With this additional detail, and the help of several volunteers who transcribed a great deal of the patent source, I was able to understand a few things that remained confusing in TBOL. As a result, I constructed a TBOL disassembler that produced this excerpt from the TBOL application TLPI1010.PGM, which processes the logon response:

Note the observation about TPF returning a 2-digit year. I’ve not yet looked into the login programs from subsequent Reception System versions, but this very well might be evidence of the reason given for the shutdown of Prodigy Classic.

What’s Next

  • Implement more DIA protocol headers and packet serialization / deserialization (FM4, FM9, FM64)
    • these are necessary to communicate status and errors between the server and reception system as well as enable communication from the reception system applications that expect the server component to be external to Prodigy – Eaasy Sabre or Dow Jones, for example.
  • Implement TCS supervision (handle WACK / RXMIT / related timers)
  • Implement a persistence layer that exposes the database columns via the TACS column identifiers, and stores objects
  • Implement a TOCS micro-service that consults the database for version checks and content, and dynamically synthesizes the Reception Contol Object
  • Build a tool to manipulate objects in the database and regenerates the jumpword primary and secondary indices
  • Build micro-services that interact with the database for Logon, Enrollment, and Messaging
  • Refactor the server to dispatch communications to these micro-services as appropriate based on the DIA Destination ID
  • Continue to synthesize more content
  • Longer term, further troubleshoot the RS8+ issues with the current TCS implementation (it reports CRC errors for object responses that exceed a single packet in length.)
  • Clean up and organize the materials I’ve received and share them
  • Plan for public accessibility, launch the service, and share the server source code.

Where We Can Use Help

  • We are still interested in any artifacts, especially STAGE.DAT from C:\PRODIGY (or from floppies, as the client was distributed before having a hard disk was expected)
  • Technical help to do the implementation work described above
  • Artistic and Design help in synthesizing the visual content

If you have any Prodigy-related material to contribute, please email either myself (Phil Heller) or Benj Edwards. More updates to come!
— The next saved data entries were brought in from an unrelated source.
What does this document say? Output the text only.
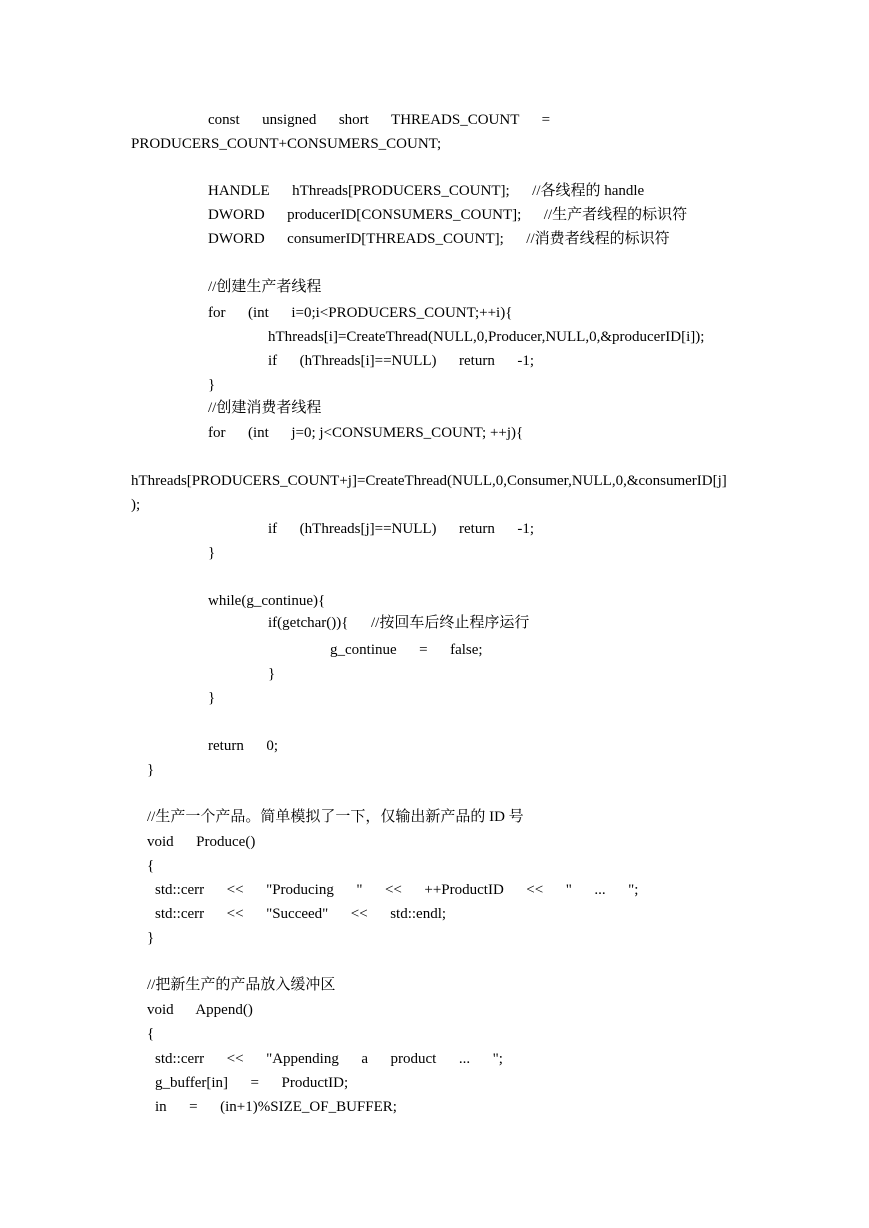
const      unsigned      short      THREADS_COUNT      =
PRODUCERS_COUNT+CONSUMERS_COUNT;
HANDLE      hThreads[PRODUCERS_COUNT];      //各线程的 handle
DWORD      producerID[CONSUMERS_COUNT];      //生产者线程的标识符
DWORD      consumerID[THREADS_COUNT];      //消费者线程的标识符
//创建生产者线程
for      (int      i=0;i<PRODUCERS_COUNT;++i){
hThreads[i]=CreateThread(NULL,0,Producer,NULL,0,&producerID[i]);
if      (hThreads[i]==NULL)      return      -1;
}
//创建消费者线程
for      (int      j=0; j<CONSUMERS_COUNT; ++j){
hThreads[PRODUCERS_COUNT+j]=CreateThread(NULL,0,Consumer,NULL,0,&consumerID[j]
);
if      (hThreads[j]==NULL)      return      -1;
}
while(g_continue){
if(getchar()){      //按回车后终止程序运行
g_continue      =      false;
}
}
return      0;
}
//生产一个产品。简单模拟了一下，仅输出新产品的 ID 号
void      Produce()
{
std::cerr      <<      "Producing      "      <<      ++ProductID      <<      "      ...      ";
std::cerr      <<      "Succeed"      <<      std::endl;
}
//把新生产的产品放入缓冲区
void      Append()
{
std::cerr      <<      "Appending      a      product      ...      ";
g_buffer[in]      =      ProductID;
in      =      (in+1)%SIZE_OF_BUFFER;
4 Responses to “Reverse Engineering Prodigy, Part 2”

  1. Marco Says:

    Hi, you can find a C:\PRODIGY directory in downloadable from
    Files have a 1991 timestamp except STAGE.DAT (2012) and TLFD0000 (1999), not sure why.
    Hope it’s useful in any way.

  2. Benj Edwards Says:

    Thanks, Marco! We’ll check it out.

  3. Marco Says:

    Hello again, I’ve found a floppy disk image of the IBM PS/1 Users’ Club and PRODIGY Software distributed with IBM PS/1 machines in 1990. It seems complete and original, with file timestamps between 1987 and 1990.
    STAGE.DAT is 04-04-1990, 200064 bytes.
    I’ve uploaded it here:
    Best regards.

  4. Phillip Heller Says:

    Thanks so much for both of these. They both have some useful info that will help the project!